И вслед за знаменосцем рота двинулась по улице, повернула направо и пристроилась в хвост двум другим ротам батальона ровно в тот момент, когда ударили барабаны полкового оркестра, поджидавшего на перекрестке с ассистентами знаменосца. И батальон в полном составе направился на учебный плац, а оркестр, шагая следом, сменил барабанную дробь на музыку. Играли они, что маршируя на плац, что обратно, всегда одно и то же: «Марш полковника Боуги»,[7] и усталый хор позади Прентиса негромко подпевал всегда одно и то же:



У Гитлера
Одно яичко:
У Геринга —
Их два, но как у птички…



На плацу батальон застыл по стойке смирно перед комбатом, низеньким румяным майором, которого они видели всегда только с расстояния и на плацу, как сейчас. Далеко позади него, вдоль противоположного края площадки, в ожидании прохода войск расположились командир полка и его заместители; еще дальше, за флагштоком, на подернутом дымкой склоне невысокого холма среди сосен обычно собиралось множество гражданских машин и толпы женщин и детей — это семьи офицеров приезжали перед ужином посмотреть на парад. Оркестр смолк, и в резко наступившей тишине маленький майор, откинув голову, заорал: «Батальон! Слушай мою команду!» И, вопя команды с такой силой, что казалось, его побагровевшая шея того гляди лопнет, он заставил их выполнить полную программу ружейных приемов.

Никто этого не заметил, но Прентис действовал очень четко. Ни разу не сбился с шага, осанка его была безупречна, глаза, как должно, устремлены вперед; приемы он выполнял с такой быстротой и точностью, как ему никогда не удавалось на улице перед казармами, где это было куда важней, и он испытывал при этом гордость мастера, делающего свое скромное дело не хуже остальных. Ему хотелось красиво смотреться в глазах женщин и детей на холме.

Наконец последний прием был исполнен, последовала долгая пауза, когда они стояли совершенно неподвижно, пока не раздалась команда «смирно», в отдалении горнист заиграл вечернюю зорю, и первые, замысловатые ноты прозвучали в полной тишине.

— На кра-а-ул!

Все винтовки взлетели на уровень груди, флаги рот склонились к земле, майор круто повернулся к начальству, одновременно отдавая честь, горнист перешел к более простой и меланхоличной части мелодии, и флаг на флагштоке пополз вниз.

Затем наступило время торжественного марша.

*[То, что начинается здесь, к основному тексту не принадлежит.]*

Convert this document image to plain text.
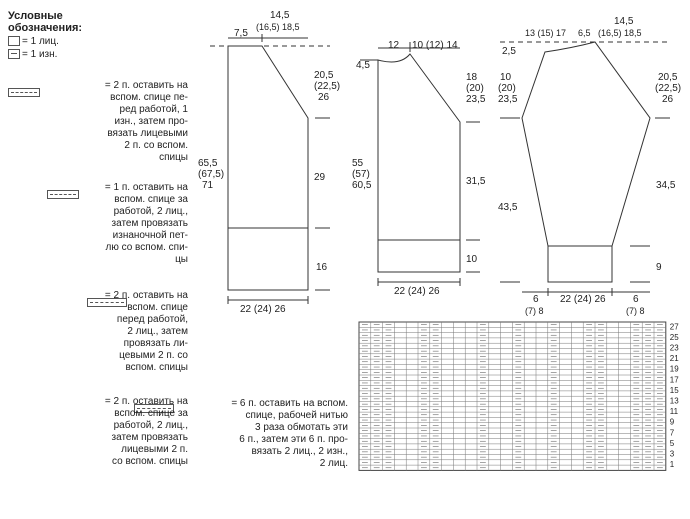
Условные
обозначения:
= 1 лиц.
= 1 изн.

= 2 п. оставить на
вспом. спице пе-
ред работой, 1
изн., затем про-
вязать лицевыми
2 п. со вспом.
спицы

= 1 п. оставить на
вспом. спице за
работой, 2 лиц.,
затем провязать
изнаночной пет-
лю со вспом. спи-
цы

= 2 п. оставить на
вспом. спице
перед работой,
2 лиц., затем
провязать ли-
цевыми 2 п. со
вспом. спицы

= 2 п. оставить на
вспом. спице за
работой, 2 лиц.,
затем провязать
лицевыми 2 п.
со вспом. спицы
= 6 п. оставить на вспом.
спице, рабочей нитью
3 раза обмотать эти
6 п., затем эти 6 п. про-
вязать 2 лиц., 2 изн.,
2 лиц.
14,5
(16,5) 18,5
7,5
20,5
(22,5)
26
65,5
(67,5)
71
29
16
22 (24) 26
12 10 (12) 14
4,5
18
(20)
23,5
55
(57)
60,5	31,5
10
22 (24) 26
14,5
13 (15) 17 6,5 (16,5) 18,5
2,5
10
(20)
23,5
20,5
(22,5)
26
43,5
34,5
9
6
(7) 8
22 (24) 26	6
(7) 8
27
25
23
21
19
17
15
13
11
9
7
5
3
1
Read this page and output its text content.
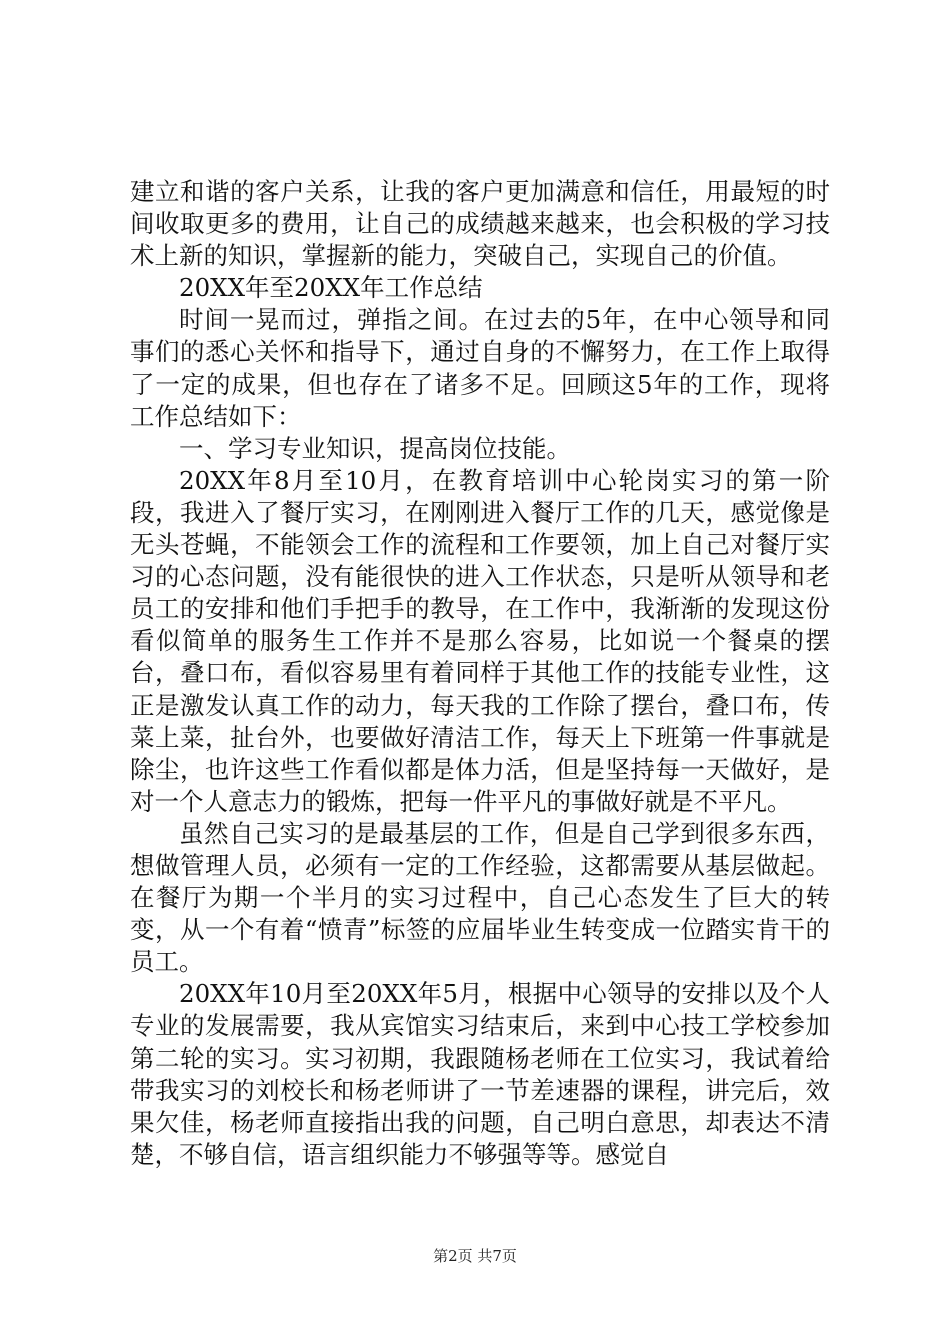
建立和谐的客户关系，让我的客户更加满意和信任，用最短的时间收取更多的费用，让自己的成绩越来越来，也会积极的学习技术上新的知识，掌握新的能力，突破自己，实现自己的价值。

20XX年至20XX年工作总结

时间一晃而过，弹指之间。在过去的5年，在中心领导和同事们的悉心关怀和指导下，通过自身的不懈努力，在工作上取得了一定的成果，但也存在了诸多不足。回顾这5年的工作，现将工作总结如下：

一、学习专业知识，提高岗位技能。

20XX年8月至10月，在教育培训中心轮岗实习的第一阶段，我进入了餐厅实习，在刚刚进入餐厅工作的几天，感觉像是无头苍蝇，不能领会工作的流程和工作要领，加上自己对餐厅实习的心态问题，没有能很快的进入工作状态，只是听从领导和老员工的安排和他们手把手的教导，在工作中，我渐渐的发现这份看似简单的服务生工作并不是那么容易，比如说一个餐桌的摆台，叠口布，看似容易里有着同样于其他工作的技能专业性，这正是激发认真工作的动力，每天我的工作除了摆台，叠口布，传菜上菜，扯台外，也要做好清洁工作，每天上下班第一件事就是除尘，也许这些工作看似都是体力活，但是坚持每一天做好，是对一个人意志力的锻炼，把每一件平凡的事做好就是不平凡。

虽然自己实习的是最基层的工作，但是自己学到很多东西，想做管理人员，必须有一定的工作经验，这都需要从基层做起。在餐厅为期一个半月的实习过程中，自己心态发生了巨大的转变，从一个有着“愤青”标签的应届毕业生转变成一位踏实肯干的员工。

20XX年10月至20XX年5月，根据中心领导的安排以及个人专业的发展需要，我从宾馆实习结束后，来到中心技工学校参加第二轮的实习。实习初期，我跟随杨老师在工位实习，我试着给带我实习的刘校长和杨老师讲了一节差速器的课程，讲完后，效果欠佳，杨老师直接指出我的问题，自己明白意思，却表达不清楚，不够自信，语言组织能力不够强等等。感觉自

第2页 共7页
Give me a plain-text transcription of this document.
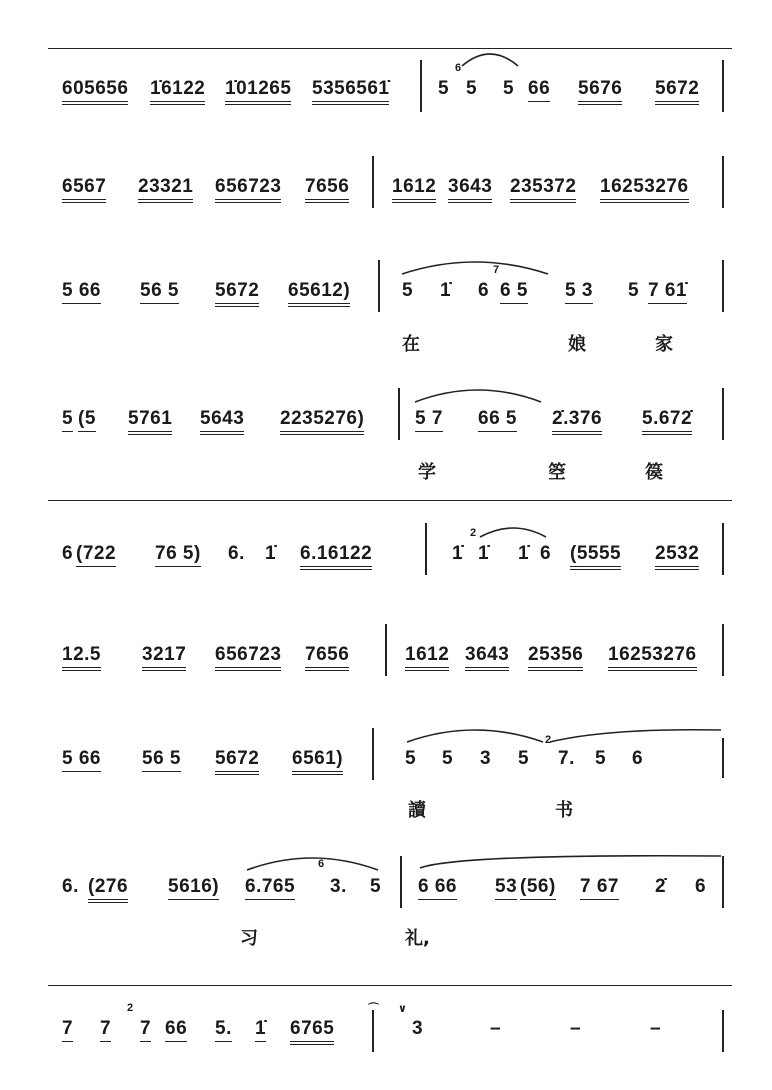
605656 1̇6122 1̇01265 5356561̇	5
6
5 5 66 5676 5672
6567 23321 656723 7656 1612 3643 235372 16253276
5 66 56 5 5672 65612)	5 1̇
7
6 6 5 5 3 5 7 61̇
在	娘	家
5 (5 5761 5643 2235276)	5 7 66 5 2̇.376 5.672̇
学	箜	篌
6 (722 76 5) 6. 1̇ 6.16122
2
1̇ 1̇ 1̇ 6 (5555 2532
12.5 3217 656723 7656	1612 3643 25356 16253276
5 66 56 5 5672 6561)	5 5 3 5
2
7. 5 6
讀	书
6. (276 5616) 6.765
6
3. 5 6 66 53 (56) 7 67 2̇ 6
习	礼,
7 7
2
7 66 5. 1̇ 6765
⌒ ∨
3	–	–	–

Оркестр вновь грянул, оповещая весь штат Виргиния о физическом недостатке Гитлера; знаменосец повел оркестр с плаца, роты с винтовками на плече пошли за оркестром. Впереди был левый поворот, а затем сложный заход правым плечом вперед — долгий момент, когда они маршировали мимо группы командиров, держа равнение направо, и каждый изо всех сил старался не выбиться из строя; потом последовала команда «равнение прямо», еще раз — «налево», и наконец все закончилось.

Осталось только выйти на свою улицу и вернуться к казармам. На перекрестке музыка быстро стихла, когда оркестр свернул на свою улицу; затем отделились и другие роты, пока не осталась одна, марширующая под отдаленную дробь барабанов.

Кто-то пробурчал: «Муштруют, как сопливых дерьмовых бойскаутов», а другой прошелся насчет игр в оловянных солдатиков. Скоро недовольный ропот и горький смех охватили всю колонну, так что ротный старшина вынужден был обернуться и проорать: «Эй там, позади, полегче!»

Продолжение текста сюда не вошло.